The play was based on the “Kentucky Tragedy” of 1825 in which a politician named Colonel Solomon P. Sharp seduced a girl named Anna Cook. Although she had a child with him out of wedlock, Sharp refused to marry Cook. To avenge this rejection, she then convinced another suitor, Jereboam O. Beauchamp, to challenge Sharp to a duel, but Sharp declined. After Beauchamp and Cook married, the former went to Sharp’s house in the middle of the night and stabbed him to death. The case made national headlines, and Poe probably read about it in a book he reviewed as literary critic for The Southern Literary Messenger.
“The Tell-Tale Heart” (1843)
An unnamed narrator is driven to murder by the sight of an old man’s hideous eye. Although he has supersonic hearing, the narrator repeatedly assures us he is not mad and, as evidence, tells us how calmly and methodically he can tell the tale—until he starts hearing the dead victim’s heart beating from its hiding place under the floorboards.
Different real-life murders have been cited as the inspiration for Poe’s tale.

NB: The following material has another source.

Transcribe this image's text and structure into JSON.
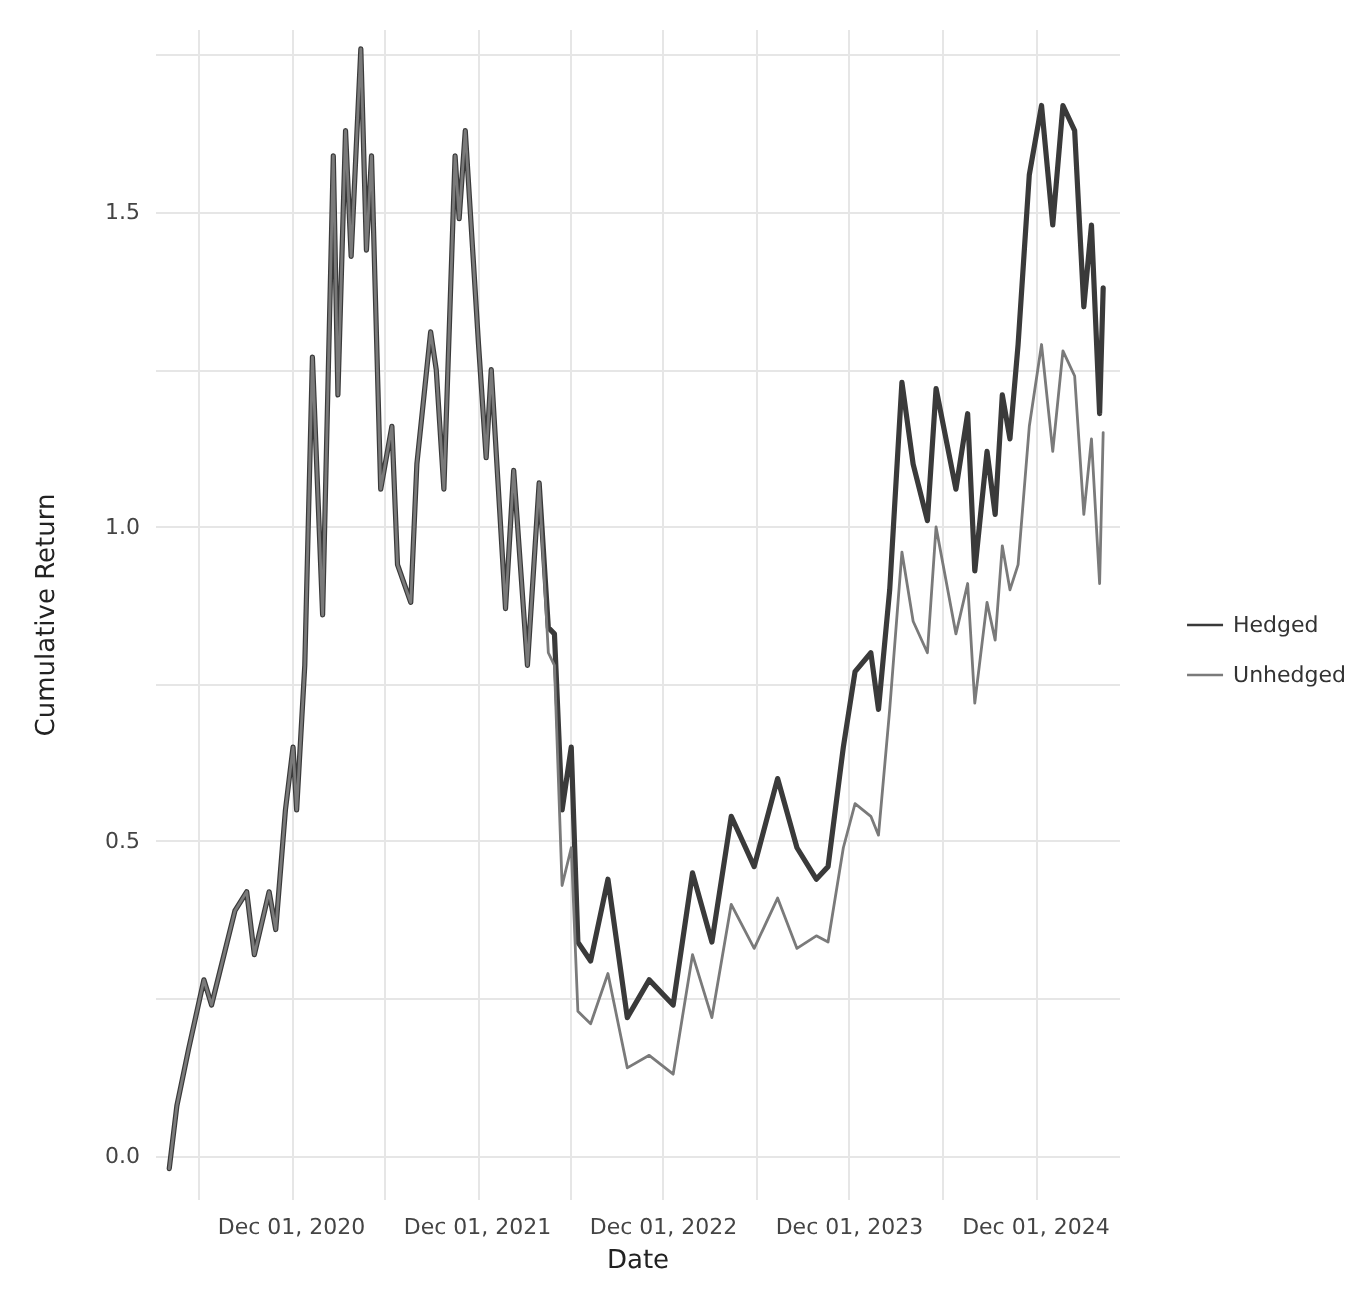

Among them is the 1830 murder of Joseph White of Salem, Massachusetts. The special prosecutor on the case, Daniel Webster, published his Argument on the Trial as a pamphlet. In the text, he writes that the murderer’s guilt will eventually reveal itself and that “the secret which the murderer possesses soon comes to possess him…it overcomes him…He feels it beating at his heart, rising to his throat, and demanding disclosure. He thinks the whole world sees it in his face, reads it in his eyes, and almost hears its workings in the very silence of his thoughts. It has become his master.”
Another likely source is the 1840 trail of James Wood for the murder of his daughter. Wood pled that he was not guilty, by reason of insanity, so the question put to the jury was whether or not Wood was mad. The reporter covering the trial for Alexander’s Weekly Messenger states that, although Wood’s calm demeanor might lead some to believe him a “premeditated and cool-blooded assassination” rather than a madman, he believes this calmness is merely the “cunning of the maniac — a cunning which baffles that of the wisest man of sound mind — the amazing self-possession with which at times, he assumes the demeanor, and preserves the appearance, of perfect sanity.” The jury in the case ruled in Wood’s favor and sent him to an asylum. The Messenger reporter was none other than Edgar Allan Poe.